Having created the necessary infrastructure, the foundation is now supporting research aimed at developing new chordoma treatments. One such project screened more than 2,800 FDA-approved drugs in chordoma cell lines to determine whether any could be repurposed to treat the disease. Another invites researchers or companies to submit investigational drugs to be screened to determine their potential in treating chordoma.
“There might already be drugs out there that are effective in treating chordoma, and we’re determined to find out,” Sommer said. “Otherwise, we’ll have to develop them ourselves, which of course requires a major investment and much more time.” So far, more than 40 drugs screened have shown activity in chordoma; the most promising are now undergoing additional testing.
More recently, the foundation partnered with the National Cancer Institute to expand its ongoing clinical trial of a new treatment called GI-6301, which targets a wayward protein found in most chordomas, as well as in breast, colon, lung, and prostate cancers. The foundation helped complete enrollment in the trial—one of the most time-consuming and costly phases of clinical research—within days of announcing it to the foundation’s active social media community.
“On most days I’m able to put my own disease out of my head. But there’s always a what if?”
“When you’re dealing with a small disease like chordoma, you can’t wait for researchers and companies to come to you,” Sommer said. “We had to make a case that we could help gain eventual FDA approval by efficiently recruiting for a trial.”
This, along with a better understanding of the disease and the resources needed to provide the rationale for clinical testing, has promoted the pharmaceutical and biotech industry to “take an interest in chordoma.”
Indeed, the past few months, Sommer said several companies have approached him about testing their drugs.

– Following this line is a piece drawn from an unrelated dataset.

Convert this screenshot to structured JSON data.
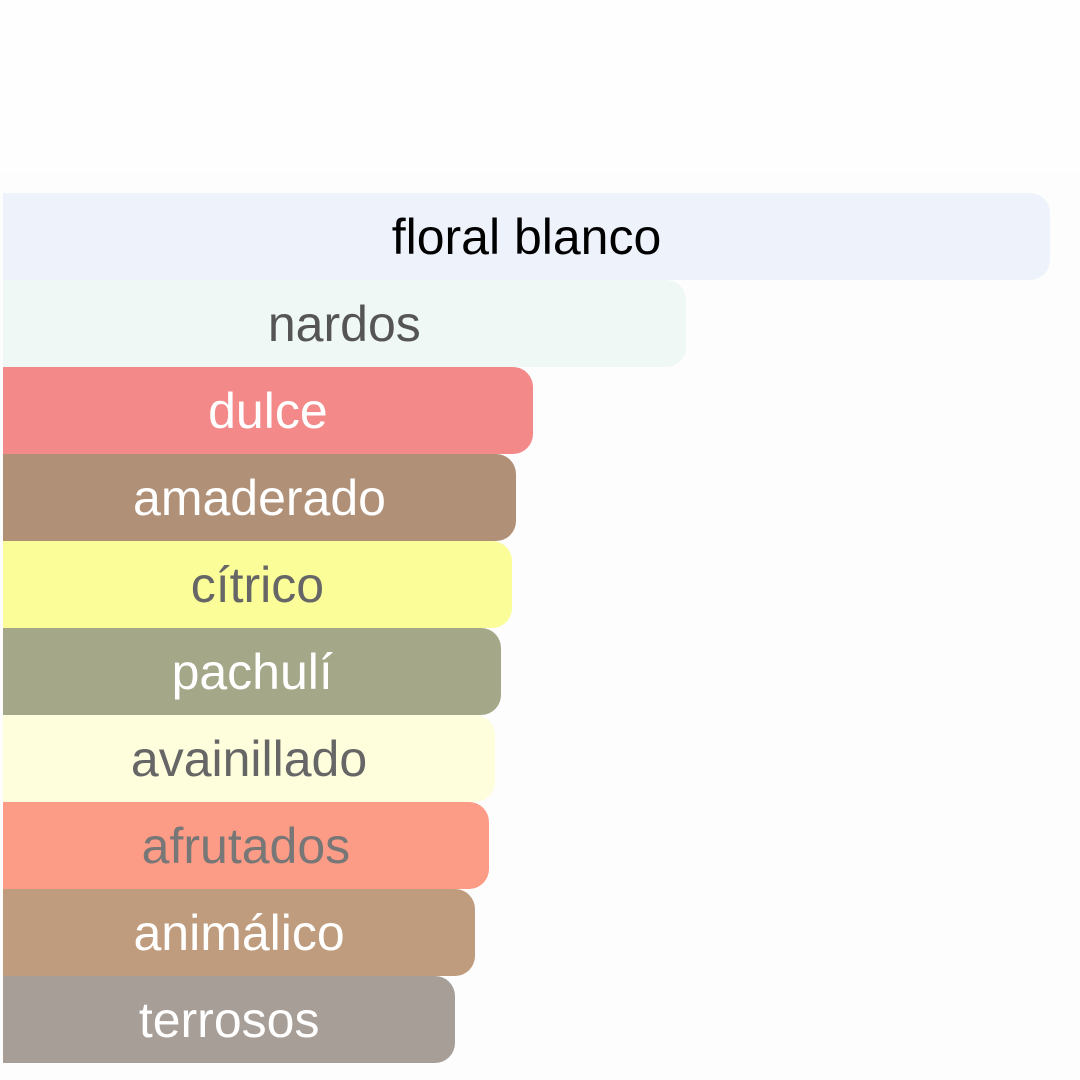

In the meantime, the foundation is also directly funding research to better understand the biological underpinnings of the disease. The foundation has already sponsored researchers at the Wellcome Trust Sanger Institute in England to sequence the chordoma genome in its entirety, cataloging more than 400 mutations that provide insight into what biological mechanisms allow the disease to thrive and, more importantly, Sommer notes, “how to most rationally and effectively treat it.”
Sommer’s ultimate goal is to cure chordoma. But, along the way, he hopes to generate knowledge that helps accelerate research for other cancers. “The solutions needed to enable research and treatment development for chordoma are the same for many other rare cancers” Sommer said.
Though he has been cancer-free since his surgery, Sommer must undergo a scan every six months to make sure a recurrence, should there be one, is detected as early as possible. “On most days I’m able to put my own disease out of my head,” he said. “But there’s always a what if?”